I just wanted to make sure that those looking for last week’s announcement from Johnson & Johnson’s McNeil Consumer Healthcare company could get to their announcement and their information about the recall. As some of you may know, last week, in consultation with the U.S. Food and Drug Administration, McNeil Consumer Healthcare, Division of McNeil-PPC, Inc., a Johnson & Johnson company, announced a voluntary recall of certain over-the-counter products in North America, Central America and the Caribbean. For those interested in the details of this announcement, including the product lots involved, you should visit McNeil’s website, where they have posted their announcement and contact information for consumers. Rather than me explain what you should do if you have questions, I thought it best to provide what McNeil said in their release:
For these instructions or information regarding how to return or dispose of the product, consumers should log on to the internet at www.mcneilproductrecall.com or call 1-888-222-6036 (Monday-Friday 8 a.m. to 10 p.m. Eastern Time, and Saturday-Sunday 9 a.m. to 5 p.m. Eastern Time). Consumers who have medical concerns or questions should contact their healthcare provider. Any adverse reactions may also be reported to the FDA’s MedWatch Program by fax at 1-800-FDA-0178, by mail at MedWatch, FDA, 5600 Fishers Lane, Rockville, MD 20852-9787, or on the MedWatch website at www.fda.gov/medwatch.

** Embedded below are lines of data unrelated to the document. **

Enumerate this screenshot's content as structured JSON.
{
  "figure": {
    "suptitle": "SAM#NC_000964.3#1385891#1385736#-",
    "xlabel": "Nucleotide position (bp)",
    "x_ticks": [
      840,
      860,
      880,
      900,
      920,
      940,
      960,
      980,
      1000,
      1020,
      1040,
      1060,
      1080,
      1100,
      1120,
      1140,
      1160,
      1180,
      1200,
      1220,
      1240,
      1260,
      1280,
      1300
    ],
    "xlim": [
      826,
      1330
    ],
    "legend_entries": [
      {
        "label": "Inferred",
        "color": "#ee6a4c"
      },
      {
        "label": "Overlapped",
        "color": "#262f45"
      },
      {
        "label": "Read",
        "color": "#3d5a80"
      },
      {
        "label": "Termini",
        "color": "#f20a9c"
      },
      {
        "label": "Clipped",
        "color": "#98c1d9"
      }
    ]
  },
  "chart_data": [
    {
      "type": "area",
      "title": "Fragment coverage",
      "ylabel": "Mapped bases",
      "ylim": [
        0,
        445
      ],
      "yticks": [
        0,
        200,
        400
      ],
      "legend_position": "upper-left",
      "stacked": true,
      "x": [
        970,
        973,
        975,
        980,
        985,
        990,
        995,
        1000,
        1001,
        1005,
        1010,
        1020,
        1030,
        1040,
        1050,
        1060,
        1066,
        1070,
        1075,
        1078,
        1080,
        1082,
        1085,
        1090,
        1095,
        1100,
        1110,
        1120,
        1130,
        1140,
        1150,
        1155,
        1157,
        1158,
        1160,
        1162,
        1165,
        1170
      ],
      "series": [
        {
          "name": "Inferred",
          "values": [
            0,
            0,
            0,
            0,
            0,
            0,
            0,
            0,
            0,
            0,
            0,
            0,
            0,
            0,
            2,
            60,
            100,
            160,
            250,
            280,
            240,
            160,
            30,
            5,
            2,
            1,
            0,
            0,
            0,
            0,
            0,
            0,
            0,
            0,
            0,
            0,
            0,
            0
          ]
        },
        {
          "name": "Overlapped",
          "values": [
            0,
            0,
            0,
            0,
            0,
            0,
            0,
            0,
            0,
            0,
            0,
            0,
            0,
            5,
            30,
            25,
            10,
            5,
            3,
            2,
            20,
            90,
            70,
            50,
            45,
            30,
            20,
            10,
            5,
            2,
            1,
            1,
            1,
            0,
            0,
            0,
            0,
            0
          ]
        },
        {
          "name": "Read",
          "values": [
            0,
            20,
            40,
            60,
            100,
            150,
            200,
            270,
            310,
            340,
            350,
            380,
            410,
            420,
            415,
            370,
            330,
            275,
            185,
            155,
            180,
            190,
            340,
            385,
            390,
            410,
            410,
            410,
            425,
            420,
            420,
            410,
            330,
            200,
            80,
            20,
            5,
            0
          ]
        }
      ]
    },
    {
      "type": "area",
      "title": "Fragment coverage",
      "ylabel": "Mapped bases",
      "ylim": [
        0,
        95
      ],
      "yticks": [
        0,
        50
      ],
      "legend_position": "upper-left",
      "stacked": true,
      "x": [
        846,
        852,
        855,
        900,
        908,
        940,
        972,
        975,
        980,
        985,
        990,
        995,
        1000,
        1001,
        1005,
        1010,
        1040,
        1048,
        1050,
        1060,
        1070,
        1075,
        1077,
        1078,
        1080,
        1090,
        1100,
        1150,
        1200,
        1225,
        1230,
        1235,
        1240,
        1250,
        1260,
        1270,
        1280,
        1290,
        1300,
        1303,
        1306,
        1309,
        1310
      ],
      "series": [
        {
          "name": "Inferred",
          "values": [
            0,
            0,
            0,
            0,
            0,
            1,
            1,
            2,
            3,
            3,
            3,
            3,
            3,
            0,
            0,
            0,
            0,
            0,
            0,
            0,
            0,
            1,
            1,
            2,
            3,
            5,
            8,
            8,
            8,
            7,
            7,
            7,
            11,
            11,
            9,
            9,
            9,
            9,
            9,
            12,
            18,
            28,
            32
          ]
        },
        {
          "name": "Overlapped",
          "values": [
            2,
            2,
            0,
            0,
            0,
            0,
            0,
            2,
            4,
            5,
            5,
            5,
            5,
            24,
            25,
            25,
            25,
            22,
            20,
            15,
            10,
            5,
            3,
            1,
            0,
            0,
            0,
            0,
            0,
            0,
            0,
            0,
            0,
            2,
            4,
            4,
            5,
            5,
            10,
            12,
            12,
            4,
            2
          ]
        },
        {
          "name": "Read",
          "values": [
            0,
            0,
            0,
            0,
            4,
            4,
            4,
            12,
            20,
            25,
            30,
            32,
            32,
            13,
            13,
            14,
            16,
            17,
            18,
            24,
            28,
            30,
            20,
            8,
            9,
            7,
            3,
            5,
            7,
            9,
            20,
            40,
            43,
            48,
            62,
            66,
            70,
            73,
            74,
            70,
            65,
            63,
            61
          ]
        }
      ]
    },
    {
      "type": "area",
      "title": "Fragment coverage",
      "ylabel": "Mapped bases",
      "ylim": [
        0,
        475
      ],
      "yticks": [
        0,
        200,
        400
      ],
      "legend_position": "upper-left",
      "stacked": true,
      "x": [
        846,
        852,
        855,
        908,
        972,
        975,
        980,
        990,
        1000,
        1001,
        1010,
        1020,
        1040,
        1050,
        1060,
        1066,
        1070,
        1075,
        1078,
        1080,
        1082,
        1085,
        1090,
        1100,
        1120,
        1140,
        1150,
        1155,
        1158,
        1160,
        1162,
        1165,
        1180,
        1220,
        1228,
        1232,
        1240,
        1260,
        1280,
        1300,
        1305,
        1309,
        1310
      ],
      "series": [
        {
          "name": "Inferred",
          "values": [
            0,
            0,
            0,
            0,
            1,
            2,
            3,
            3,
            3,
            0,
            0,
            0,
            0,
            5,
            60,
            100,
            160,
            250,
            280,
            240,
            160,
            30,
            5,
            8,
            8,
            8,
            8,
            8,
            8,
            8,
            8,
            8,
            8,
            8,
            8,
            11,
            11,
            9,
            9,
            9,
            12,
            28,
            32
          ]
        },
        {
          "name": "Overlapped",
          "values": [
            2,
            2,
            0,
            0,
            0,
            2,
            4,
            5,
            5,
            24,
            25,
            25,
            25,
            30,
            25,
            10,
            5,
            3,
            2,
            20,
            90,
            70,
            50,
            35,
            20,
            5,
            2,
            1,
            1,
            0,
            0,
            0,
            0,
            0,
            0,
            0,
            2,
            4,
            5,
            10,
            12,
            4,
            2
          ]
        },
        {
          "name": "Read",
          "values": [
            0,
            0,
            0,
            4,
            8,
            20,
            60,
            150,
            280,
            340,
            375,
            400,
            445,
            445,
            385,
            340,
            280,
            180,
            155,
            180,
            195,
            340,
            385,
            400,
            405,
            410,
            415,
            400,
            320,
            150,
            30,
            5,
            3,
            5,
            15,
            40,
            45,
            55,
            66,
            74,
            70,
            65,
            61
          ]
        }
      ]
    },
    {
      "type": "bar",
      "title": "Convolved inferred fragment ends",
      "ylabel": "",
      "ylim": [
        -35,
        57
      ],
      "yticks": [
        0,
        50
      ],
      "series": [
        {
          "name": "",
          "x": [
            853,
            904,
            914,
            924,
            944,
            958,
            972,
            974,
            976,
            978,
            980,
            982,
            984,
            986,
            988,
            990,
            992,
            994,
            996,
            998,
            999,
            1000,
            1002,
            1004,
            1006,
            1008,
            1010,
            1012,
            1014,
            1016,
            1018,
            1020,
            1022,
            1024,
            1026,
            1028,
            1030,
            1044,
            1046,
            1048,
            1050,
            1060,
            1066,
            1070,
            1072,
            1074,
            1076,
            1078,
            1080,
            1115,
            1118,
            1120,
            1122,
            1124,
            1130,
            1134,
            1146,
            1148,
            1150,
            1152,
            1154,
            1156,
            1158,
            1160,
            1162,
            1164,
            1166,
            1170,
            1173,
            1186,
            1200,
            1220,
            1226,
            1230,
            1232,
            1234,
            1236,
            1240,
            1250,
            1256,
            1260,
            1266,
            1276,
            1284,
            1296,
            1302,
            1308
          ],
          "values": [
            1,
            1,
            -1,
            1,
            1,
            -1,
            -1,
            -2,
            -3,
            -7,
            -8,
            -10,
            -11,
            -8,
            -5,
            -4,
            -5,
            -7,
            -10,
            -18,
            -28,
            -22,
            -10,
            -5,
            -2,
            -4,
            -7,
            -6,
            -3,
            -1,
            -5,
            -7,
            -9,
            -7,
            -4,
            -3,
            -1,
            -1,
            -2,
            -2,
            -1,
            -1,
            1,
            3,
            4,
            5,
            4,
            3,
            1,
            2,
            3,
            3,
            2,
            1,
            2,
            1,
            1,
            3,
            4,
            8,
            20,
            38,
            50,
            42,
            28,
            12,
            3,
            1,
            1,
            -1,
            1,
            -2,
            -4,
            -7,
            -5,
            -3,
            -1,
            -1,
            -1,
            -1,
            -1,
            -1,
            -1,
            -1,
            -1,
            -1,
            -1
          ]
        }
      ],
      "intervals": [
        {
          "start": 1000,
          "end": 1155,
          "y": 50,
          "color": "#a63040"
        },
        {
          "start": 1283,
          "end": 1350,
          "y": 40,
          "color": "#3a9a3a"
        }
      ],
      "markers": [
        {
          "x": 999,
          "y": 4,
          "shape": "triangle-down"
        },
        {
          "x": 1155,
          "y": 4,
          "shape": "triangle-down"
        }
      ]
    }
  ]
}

You can also follow the latest news on the recall via the Twitter account McNeil created last week (which I tweeted about as well via @JNJComm) @McNeilRecall.
Last week’s release follows two previous recall announcements – the first on Nov. 5, 2009 when McNeil announced a recall of certain lots of Tylenol Arthritis Pain 100 Count bottles and the second on Dec. 18, 2009, when the company expanded the recall to include all lots of Tylenol Arthritis Pain 100 count with the E-Z open cap.